I’ve always been skeptical of claims to revolutions in science and technology. Thomas Kuhn actually made a great disservice to historical awareness among scientists and to science communication with his 1962 bestseller The Structure of Scientific Revolutions. Every now and then a new finding is described as a ‘revolution’ in science, technology or medicine — despite the fact that it it almost always more of the same, rather than revolutionary.
Therefore I don’t like the title of the two-part video ‘Medical Revolution’ — about personalized medicine — which was awarded with two gold medals at the New York Festivals’ International Film & Video Awards 2008.
‘Medical Revolution — From Molecule to Medicine’ schematically shows how pharmaceutical companies develop new medicines and addresses questions like why it takes so long time to develop a new drug. See it here.
‘Medical Revolution — The Future’ is about body scans, DNA arrays and personalized medicine. See it here.

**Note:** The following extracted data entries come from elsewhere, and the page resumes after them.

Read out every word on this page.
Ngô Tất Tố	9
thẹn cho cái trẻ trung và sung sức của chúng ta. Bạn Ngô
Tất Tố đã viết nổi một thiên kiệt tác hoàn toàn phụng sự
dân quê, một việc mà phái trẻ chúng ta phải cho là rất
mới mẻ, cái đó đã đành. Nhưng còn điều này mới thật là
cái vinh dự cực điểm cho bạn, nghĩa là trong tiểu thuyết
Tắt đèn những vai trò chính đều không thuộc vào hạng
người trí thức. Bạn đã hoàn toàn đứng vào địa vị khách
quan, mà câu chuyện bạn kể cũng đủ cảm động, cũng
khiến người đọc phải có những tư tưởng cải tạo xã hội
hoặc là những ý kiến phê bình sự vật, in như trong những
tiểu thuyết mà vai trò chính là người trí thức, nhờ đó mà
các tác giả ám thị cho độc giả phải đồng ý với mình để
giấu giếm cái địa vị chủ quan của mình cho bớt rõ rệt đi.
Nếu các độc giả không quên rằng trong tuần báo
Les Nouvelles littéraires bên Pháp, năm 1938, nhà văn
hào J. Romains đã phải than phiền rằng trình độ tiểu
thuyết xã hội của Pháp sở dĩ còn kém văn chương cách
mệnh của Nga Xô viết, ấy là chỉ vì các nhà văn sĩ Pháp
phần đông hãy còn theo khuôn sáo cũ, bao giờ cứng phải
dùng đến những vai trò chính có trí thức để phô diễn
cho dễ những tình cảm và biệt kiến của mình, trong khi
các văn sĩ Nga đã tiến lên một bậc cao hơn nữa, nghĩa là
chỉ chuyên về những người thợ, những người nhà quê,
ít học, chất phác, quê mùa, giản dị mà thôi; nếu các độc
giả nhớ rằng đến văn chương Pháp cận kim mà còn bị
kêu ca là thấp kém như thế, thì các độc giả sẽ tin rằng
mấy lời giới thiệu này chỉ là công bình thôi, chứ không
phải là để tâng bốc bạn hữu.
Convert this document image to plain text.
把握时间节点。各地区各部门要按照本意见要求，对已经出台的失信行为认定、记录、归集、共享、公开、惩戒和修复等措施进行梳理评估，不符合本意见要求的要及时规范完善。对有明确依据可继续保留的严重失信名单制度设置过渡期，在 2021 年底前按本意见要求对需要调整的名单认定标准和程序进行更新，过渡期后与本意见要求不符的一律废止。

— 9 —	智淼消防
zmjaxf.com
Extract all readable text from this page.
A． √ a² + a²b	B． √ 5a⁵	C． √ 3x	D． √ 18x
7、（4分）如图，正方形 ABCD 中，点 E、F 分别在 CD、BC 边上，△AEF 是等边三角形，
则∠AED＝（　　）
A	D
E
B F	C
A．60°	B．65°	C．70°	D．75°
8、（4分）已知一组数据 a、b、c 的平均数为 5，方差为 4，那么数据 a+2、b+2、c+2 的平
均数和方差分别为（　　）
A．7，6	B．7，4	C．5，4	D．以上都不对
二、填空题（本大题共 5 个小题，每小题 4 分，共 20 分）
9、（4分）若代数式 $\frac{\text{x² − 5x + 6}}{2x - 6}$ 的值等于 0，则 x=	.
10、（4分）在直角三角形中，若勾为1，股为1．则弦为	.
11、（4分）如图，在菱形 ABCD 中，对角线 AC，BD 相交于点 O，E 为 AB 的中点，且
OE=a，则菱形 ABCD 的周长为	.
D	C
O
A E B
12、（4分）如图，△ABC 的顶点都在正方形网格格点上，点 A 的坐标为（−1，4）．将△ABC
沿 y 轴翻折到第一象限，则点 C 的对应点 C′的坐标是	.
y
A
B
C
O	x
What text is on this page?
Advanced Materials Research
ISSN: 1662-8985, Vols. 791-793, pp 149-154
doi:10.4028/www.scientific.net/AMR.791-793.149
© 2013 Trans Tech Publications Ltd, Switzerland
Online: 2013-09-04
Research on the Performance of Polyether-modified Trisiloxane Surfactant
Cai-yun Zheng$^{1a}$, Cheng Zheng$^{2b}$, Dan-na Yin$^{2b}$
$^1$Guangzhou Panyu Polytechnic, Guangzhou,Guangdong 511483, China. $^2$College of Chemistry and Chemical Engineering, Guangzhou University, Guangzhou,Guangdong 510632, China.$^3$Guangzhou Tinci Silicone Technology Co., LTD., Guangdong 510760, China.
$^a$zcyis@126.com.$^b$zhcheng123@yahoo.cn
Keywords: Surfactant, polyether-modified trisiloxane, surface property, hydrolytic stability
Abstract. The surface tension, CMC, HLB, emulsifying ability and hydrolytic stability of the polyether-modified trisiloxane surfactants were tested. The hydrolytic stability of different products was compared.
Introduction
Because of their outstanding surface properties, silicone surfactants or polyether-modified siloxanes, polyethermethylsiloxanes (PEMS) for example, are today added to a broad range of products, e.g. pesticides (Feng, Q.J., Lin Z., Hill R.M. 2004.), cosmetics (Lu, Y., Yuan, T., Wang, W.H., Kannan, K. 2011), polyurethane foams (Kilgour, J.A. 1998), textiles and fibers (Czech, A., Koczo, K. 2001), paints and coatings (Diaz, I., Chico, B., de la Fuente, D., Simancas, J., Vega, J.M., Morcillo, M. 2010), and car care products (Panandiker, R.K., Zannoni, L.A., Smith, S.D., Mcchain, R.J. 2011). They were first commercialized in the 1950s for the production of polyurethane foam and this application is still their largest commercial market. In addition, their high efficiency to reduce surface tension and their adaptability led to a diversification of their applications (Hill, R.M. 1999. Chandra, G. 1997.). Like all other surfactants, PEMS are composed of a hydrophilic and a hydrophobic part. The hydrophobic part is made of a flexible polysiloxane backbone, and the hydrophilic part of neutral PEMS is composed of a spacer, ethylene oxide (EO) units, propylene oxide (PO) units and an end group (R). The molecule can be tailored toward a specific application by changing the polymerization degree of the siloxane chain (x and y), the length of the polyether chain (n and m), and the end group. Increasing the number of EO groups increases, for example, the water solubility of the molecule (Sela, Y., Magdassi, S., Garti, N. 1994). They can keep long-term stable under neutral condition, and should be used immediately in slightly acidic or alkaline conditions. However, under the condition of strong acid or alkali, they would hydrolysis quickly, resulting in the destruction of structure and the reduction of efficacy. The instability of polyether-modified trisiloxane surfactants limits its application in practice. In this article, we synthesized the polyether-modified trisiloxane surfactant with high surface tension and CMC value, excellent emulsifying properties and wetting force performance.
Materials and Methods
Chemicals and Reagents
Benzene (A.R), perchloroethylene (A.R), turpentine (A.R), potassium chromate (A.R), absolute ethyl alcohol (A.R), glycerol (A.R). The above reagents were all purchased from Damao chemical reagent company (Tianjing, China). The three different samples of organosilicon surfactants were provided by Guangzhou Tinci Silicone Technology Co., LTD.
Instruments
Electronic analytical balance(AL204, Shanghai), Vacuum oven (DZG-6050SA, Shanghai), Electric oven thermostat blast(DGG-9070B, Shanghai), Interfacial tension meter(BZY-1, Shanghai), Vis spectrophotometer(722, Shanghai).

It was selected as ‘World’s best work 2007’ in two categories, viz., ‘Health/Medical Issues’ and ‘Health Care Professional Education’. It’s very professional and smooth, but too overly pedagogical for my taste. Why are these videos accompanied by a voice that sounds like he/she is teaching us how to drive a car or operate an automatic bread toaster? I mean, if they REALLY mean ‘revolution’ seriously, I would expect a somewhat more excited speaker — a shrill voice, even an hysterical laughter, whatever — but not this clinical didactic monotony. The voice betrays the claim for revolution.